Armed robbery. Lowndes Superior Court. Before Judge Elliott.
The defendant appeals his conviction for armed robbery. The sole enumeration of error reads as follows: "Did the trial court err, while granting the defendant's Motion to Suppress a show-up identification, in allowing an out-of-court photographic display identification into evidence, and the subsequent in-court identification, when the defendant had been advised of his right to counsel, demanded an attorney, but was denied counsel at this level of the proceeding?" Held:
1. "A pre-indictment photographic identification does not require the presence of counsel. There is no established constitutional right to counsel at an out-of-court photographic identification where the defendant is not present." Dodd v. State, 236 Ga. 572, 574 (224 SE2d 408). Accord, Key v. State, 146 Ga. App. 536 (5) (246 SE2d 723).

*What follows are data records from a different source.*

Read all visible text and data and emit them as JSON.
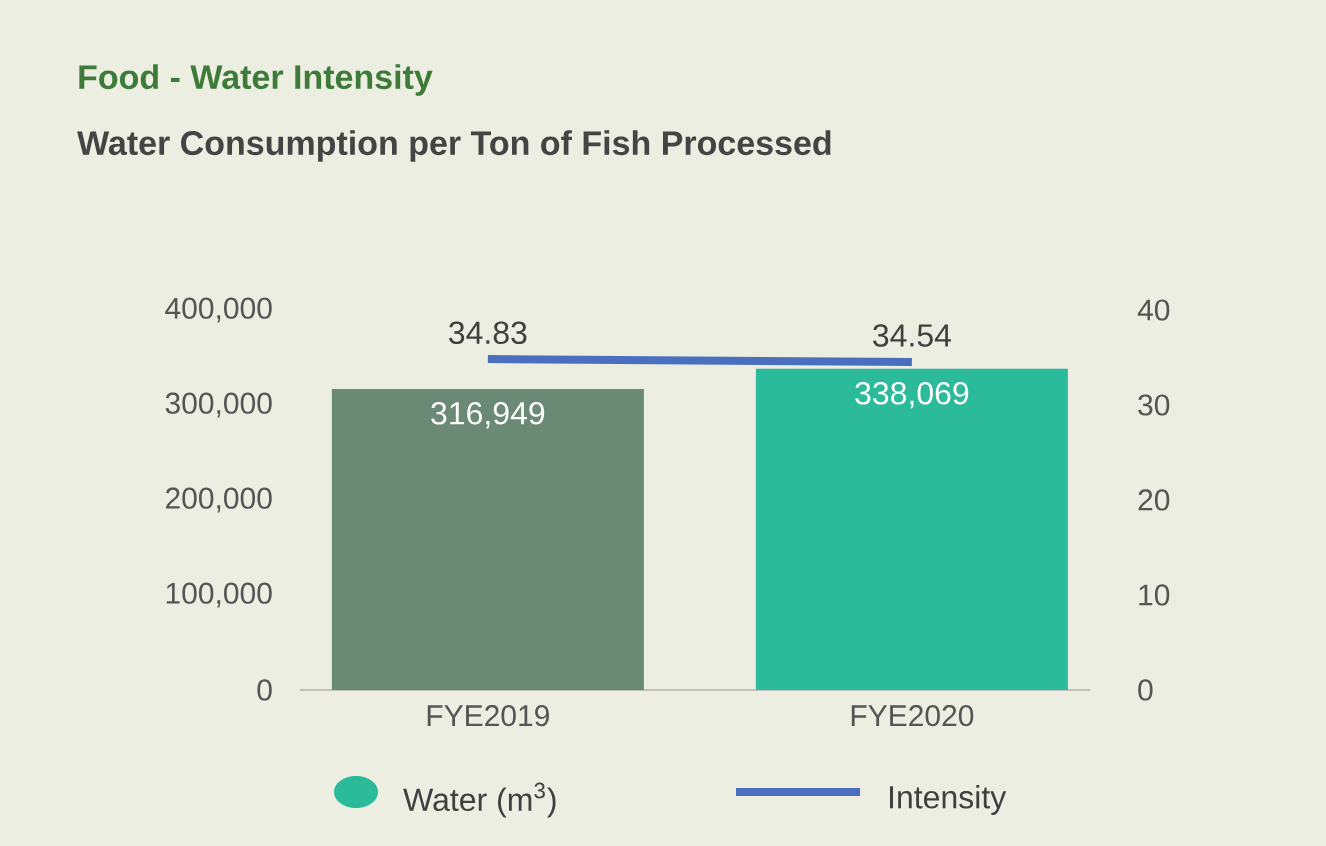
{
  "chart_data": {
    "type": "bar",
    "title": "Food - Water Intensity",
    "subtitle": "Water Consumption per Ton of Fish Processed",
    "categories": [
      "FYE2019",
      "FYE2020"
    ],
    "series": [
      {
        "name": "Water (m$^{3}$)",
        "color": "#6b8a76",
        "colors": [
          "#6b8a76",
          "#2bbb9b"
        ],
        "values": [
          316949,
          338069
        ],
        "value_labels": [
          "316,949",
          "338,069"
        ]
      },
      {
        "name": "Intensity",
        "type": "line",
        "axis": "y2",
        "color": "#4a6fbf",
        "values": [
          34.83,
          34.54
        ],
        "value_labels": [
          "34.83",
          "34.54"
        ]
      }
    ],
    "ylim": [
      0,
      400000
    ],
    "yticks": [
      {
        "value": 0,
        "label": "0"
      },
      {
        "value": 100000,
        "label": "100,000"
      },
      {
        "value": 200000,
        "label": "200,000"
      },
      {
        "value": 300000,
        "label": "300,000"
      },
      {
        "value": 400000,
        "label": "400,000"
      }
    ],
    "y2lim": [
      0,
      40
    ],
    "y2ticks": [
      0,
      10,
      20,
      30,
      40
    ],
    "legend": "bottom"
  }
}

2. There was a photographic identification of the defendant by each of two eyewitnesses. This was followed by each of the witnesses observing the defendant in a room with several police officers. The defendant's motion to suppress each of these identifications was heard outside the presence of a jury by the trial judge. The motion was denied as to the photographic identification but sustained as to the other ground. When the witnesses subsequently identified the defendant during the trial no objection was interposed. See Smith v. State, 144 Ga. App. 766 (1) (242 SE2d 363); Hill v. State, 238 Ga. 354 (233 SE2d 182).
Applying the two-pronged test of Neil v. Biggers, 409 U. S. 188 (93 SC 375, 34 LE2d 401) under the totality of circumstances we find the photographic identification procedures were not impermissibly suggestive. See Heyward v. State, 236 Ga. 526 (224 SE2d 383).
Moreover, there was no substantial likelihood of irreparable misidentification. See Thornton v. State, 238 Ga. 160 (231 SE2d 729). "The factors to be considered in evaluating the likelihood of misidentification include the opportunity of the victim to view the criminal at the time of the crime, the witness' degree of attention, the accuracy of the witness' prior description of the criminal, the level of certainty demonstrated by the witness at the confrontation and the length of time between the crime and the confrontation. Neil v. Biggers, supra, at 199." Gravitt v. State, 239 Ga. 709, 711 (239 SE2d 149). Here, as in Gravitt, supra, the defendant wore no mask and his identification by the witnesses in the photographic display was quick and certain. The identification was made within a few hours of the crime.
The trial judge's decision to admit the evidence was not error.
William E. Moore, Jr., for appellant.